Of course. Yeah, you guys do appreciate you guys and all you do. So, Chris one last question that we’d like to ask all of our guests on the move to Value podcast is what’s an important question that maybe I didn’t ask today? So this is your opportunity to, to plug anything or talk about anything else you’re passionate about more behavioral health or anything else. What else would you like the audience to know?
What I think you’ve, you’ve asked all the questions that I can think of. I, I guess what I would ask of you and I together is what, what can we do to help practices? Are there things that we haven’t thought of that can make their lives easier? And I don’t know what the answer is to that other than what we talked about today. But if, if, if folks could rewrite how practice or how primary care is delivered in a practice setting, how would they build it from the ground up if they had to do it all again from scratch? And maybe there’s some things that we just, we’ve been so much into the box all the all this time that we haven’t had the luxury of looking from outside in versus inside out. Maybe there’s some things that we haven’t thought of that we could be doing. And I would encourage practice managers, physician owners and leaders to speak up for what they think could work if, if they just had some cooperation and help from the ACO/CIN/AHEC/Medicaid/CMS. You know, you never, you’re never going to get something unless you ask. So that would be the only thing. And I know that’s sort of a generic question, but to me, it’s sometimes when you have these conversations, you, we spend a lot of time talking about things we know, but maybe there’s something we just haven’t thought of that could strike a chord and help someone. So that’s, that would be the only thing I would say.

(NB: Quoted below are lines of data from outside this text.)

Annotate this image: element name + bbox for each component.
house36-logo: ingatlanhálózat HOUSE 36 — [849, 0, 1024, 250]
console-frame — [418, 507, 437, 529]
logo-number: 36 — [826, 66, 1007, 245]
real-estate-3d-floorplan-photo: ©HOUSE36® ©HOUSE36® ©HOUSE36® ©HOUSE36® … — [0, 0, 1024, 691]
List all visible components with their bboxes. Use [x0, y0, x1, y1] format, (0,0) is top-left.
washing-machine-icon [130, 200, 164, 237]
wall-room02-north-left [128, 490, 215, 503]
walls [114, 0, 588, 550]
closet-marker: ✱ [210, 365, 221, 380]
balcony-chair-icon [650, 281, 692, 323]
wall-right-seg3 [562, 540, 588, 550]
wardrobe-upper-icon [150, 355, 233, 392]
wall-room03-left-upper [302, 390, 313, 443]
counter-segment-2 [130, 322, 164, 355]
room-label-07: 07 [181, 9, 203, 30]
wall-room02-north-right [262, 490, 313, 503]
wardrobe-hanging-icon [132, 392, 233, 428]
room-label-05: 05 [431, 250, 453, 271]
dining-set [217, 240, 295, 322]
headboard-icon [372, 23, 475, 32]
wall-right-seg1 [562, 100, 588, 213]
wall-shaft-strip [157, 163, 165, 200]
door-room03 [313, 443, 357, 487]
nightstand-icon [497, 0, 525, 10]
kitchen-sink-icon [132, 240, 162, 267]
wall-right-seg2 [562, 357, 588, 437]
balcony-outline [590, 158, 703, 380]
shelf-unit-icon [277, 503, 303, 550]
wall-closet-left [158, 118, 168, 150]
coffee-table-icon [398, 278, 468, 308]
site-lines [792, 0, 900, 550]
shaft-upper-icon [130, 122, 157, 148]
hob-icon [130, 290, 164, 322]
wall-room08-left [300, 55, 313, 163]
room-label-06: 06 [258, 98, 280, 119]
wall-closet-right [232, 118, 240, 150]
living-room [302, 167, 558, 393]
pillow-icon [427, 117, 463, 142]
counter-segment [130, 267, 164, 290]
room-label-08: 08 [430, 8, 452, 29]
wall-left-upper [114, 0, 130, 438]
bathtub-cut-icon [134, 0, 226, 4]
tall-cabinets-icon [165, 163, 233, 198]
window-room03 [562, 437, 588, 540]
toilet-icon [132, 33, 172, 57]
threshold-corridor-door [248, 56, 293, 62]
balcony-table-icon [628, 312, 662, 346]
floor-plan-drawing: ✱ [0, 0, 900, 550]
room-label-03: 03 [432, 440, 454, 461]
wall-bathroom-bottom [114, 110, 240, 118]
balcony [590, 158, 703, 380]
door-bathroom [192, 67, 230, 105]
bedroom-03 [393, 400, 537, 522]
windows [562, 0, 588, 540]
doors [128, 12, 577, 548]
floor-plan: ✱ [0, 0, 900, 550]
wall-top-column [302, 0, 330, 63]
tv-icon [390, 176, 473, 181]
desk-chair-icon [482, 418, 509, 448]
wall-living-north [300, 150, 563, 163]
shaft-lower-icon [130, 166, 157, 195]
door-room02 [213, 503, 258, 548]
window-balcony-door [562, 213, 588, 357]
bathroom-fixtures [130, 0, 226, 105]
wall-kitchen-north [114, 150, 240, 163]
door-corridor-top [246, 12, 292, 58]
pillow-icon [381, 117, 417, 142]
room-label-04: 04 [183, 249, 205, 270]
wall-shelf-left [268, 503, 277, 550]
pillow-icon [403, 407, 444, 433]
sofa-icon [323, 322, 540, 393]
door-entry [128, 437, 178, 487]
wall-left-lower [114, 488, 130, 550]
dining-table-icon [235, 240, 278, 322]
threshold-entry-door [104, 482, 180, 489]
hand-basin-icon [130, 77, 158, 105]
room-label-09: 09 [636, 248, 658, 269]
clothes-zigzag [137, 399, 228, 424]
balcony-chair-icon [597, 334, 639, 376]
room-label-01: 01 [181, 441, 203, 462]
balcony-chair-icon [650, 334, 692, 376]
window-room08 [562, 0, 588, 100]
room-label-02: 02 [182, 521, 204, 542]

Chris, I think that’s a great response. And something that I would also echo that as much as experience that I may have had with in practice management with physicians and the work that I’ve done over the years and, and you have done and your team have done. The reality is it’s the, it’s the physicians, it’s the staff, it’s the nurses that are working in these practices that are really going to have the best ideas and the best, they’re going to know better than us how and what will work for their communities. And what works in Charlotte may not work in the eastern part of the state. They’re up in the beautiful mountains of North Carolina. So we also encourage folks to communicate what is it that you’re seeing? What is it that we can help you do to make things better? And sometimes that’s just incremental step by step. It’s not a change overnight as we talked about, but I think that’s a great, great way to end the segment. So Chris Wethington, thank you for joining us on the Move to Value podcast.
Well, thank you, Josh. Appreciate all the work you all are doing.